Questi ritocchi, è da dire a parziale difesa dei criteri, oggi ovviamente discutibilissimi, del Gran Principe, erano lasciati a vista e identificabili, con il virare leggero dei toni o la linea della giunzione lasciata a bellavista. In sintonia con i moderni criteri del restauro, dove le parti ricostruite o più pesantemente ritoccate, sono sempre lasciate ben visibili. Ingrandire per motivi di confronto fra maestri e scuole di pittura, ma lasciando sempre la forma voluta dal primo artefice. Era un modo di metterci del suo, da parte del Gran Principe, per la gioia e gli occhi dei suoi amici e della sua corte.

Un altro aspetto che Riccardo Spinelli ci ha opportunamente evidenziato, è il “marchio” di fabbrica che sempre le opere accolte a Palazzo Pitti si guadagnavano. Una cornice dorata, ricchissima, eseguita da artisti intagliatori, che davano unità e seguivano le scelte del collezionista. Quando affiancava, ritoccando magari le dimensioni, due opere, faceva in modo che questa scelta fosse identificata dall’impiego della stessa forma delle cornici.

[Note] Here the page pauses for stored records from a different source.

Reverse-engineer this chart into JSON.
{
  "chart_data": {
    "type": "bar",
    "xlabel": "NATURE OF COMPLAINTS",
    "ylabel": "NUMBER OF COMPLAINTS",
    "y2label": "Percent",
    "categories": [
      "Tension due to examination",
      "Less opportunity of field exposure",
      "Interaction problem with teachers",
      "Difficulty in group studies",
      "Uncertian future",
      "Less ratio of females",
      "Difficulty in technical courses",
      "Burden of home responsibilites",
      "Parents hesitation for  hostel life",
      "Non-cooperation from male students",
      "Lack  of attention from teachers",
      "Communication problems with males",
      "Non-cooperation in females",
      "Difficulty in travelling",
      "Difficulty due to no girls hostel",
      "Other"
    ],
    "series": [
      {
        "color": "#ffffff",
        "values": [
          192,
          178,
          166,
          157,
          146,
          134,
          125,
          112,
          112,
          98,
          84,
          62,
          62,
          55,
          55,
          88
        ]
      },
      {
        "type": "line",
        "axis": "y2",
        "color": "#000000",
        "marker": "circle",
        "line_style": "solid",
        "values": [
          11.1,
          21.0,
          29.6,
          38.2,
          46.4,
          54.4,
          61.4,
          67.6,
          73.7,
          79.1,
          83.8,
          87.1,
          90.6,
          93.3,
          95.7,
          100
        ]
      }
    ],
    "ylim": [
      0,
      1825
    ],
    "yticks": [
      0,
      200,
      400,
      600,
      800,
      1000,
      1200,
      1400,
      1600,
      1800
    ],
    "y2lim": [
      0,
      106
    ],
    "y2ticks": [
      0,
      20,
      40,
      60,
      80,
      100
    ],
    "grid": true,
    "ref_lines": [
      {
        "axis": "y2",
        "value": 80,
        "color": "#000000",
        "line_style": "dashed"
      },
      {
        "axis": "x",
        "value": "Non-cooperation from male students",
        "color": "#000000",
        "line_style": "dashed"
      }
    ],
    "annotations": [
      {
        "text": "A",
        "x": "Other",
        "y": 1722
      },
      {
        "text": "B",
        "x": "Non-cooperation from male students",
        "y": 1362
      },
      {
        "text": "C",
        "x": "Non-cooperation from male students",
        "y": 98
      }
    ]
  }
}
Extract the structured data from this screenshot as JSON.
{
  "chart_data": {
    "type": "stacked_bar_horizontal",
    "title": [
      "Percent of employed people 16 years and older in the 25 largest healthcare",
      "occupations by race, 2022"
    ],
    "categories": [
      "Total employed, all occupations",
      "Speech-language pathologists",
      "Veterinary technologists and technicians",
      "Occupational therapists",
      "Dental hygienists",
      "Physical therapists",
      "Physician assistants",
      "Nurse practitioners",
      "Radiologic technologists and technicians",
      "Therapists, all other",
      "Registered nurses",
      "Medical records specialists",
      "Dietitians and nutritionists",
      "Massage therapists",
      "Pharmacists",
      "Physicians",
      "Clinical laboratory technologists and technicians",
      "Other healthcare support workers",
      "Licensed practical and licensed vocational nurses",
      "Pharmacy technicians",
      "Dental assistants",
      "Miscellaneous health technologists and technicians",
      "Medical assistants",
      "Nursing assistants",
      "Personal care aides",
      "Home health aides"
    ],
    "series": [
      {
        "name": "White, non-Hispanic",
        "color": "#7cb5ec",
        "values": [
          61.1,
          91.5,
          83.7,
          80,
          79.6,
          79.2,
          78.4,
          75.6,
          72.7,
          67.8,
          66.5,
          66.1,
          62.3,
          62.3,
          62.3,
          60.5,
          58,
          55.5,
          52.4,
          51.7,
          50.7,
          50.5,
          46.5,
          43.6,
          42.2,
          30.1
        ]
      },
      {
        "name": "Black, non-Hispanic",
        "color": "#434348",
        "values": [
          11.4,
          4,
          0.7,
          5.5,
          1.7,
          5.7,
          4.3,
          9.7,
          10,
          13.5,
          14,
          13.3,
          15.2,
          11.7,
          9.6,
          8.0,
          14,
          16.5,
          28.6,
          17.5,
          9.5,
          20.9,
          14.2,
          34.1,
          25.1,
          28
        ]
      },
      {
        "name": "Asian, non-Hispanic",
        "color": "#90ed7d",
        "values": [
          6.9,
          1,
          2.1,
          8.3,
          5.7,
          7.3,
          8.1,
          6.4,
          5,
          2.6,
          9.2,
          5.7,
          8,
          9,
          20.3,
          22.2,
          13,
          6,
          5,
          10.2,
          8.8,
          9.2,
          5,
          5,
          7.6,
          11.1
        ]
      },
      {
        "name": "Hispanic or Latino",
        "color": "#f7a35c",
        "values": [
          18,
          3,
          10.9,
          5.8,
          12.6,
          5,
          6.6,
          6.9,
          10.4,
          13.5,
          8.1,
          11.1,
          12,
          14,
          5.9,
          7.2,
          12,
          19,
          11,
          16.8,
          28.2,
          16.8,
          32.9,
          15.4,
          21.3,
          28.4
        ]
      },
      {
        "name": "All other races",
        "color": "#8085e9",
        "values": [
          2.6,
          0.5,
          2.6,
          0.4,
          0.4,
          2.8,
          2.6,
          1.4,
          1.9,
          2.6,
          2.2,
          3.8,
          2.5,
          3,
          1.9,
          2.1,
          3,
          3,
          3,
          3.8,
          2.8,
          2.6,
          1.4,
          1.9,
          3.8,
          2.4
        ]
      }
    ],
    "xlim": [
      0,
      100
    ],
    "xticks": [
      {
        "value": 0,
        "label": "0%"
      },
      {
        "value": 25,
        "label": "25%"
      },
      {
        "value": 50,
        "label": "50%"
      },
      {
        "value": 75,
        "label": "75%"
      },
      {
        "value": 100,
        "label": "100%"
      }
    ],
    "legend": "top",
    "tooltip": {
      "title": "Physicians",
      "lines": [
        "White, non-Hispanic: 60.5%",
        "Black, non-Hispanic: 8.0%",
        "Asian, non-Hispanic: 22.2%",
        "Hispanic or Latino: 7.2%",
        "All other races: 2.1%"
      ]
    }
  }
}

E infine le cifre, che sempre danno peso e sostanza alle cose. Furono oltre 1.100 le opere raccolte da Ferdinando, enumerate alla sua morte negli inventari di corte. Di valore variabile, ma tutte scelte e selezionate con cura e conoscenza personale, che rimangono oggi sulle pareti dei Musei fiorentini, come perle e ricordo di passione per l’arte e amore del bello.

E se non fosse morto a 50 anni, nel 1713, per la desolazione e il dolore di tutta la Toscana, di sifilide, che si era presa in regalo da qualche dama, durante un suo viaggio a Venezia, chissà cosa d’altro avrebbe portato a Firenze.

Niente e nessuno lo avrebbe mai fermato.

E se fosse arrivato alle redini del Granducato, sicuramente Firenze avrebbe avuto una sorte diversa da quella che ebbe, nelle fragili mani di Giangastone, il fratello minore e pieno di debolezze, dal carattere fragile e influenzabile dai cortigiani senza scrupoli.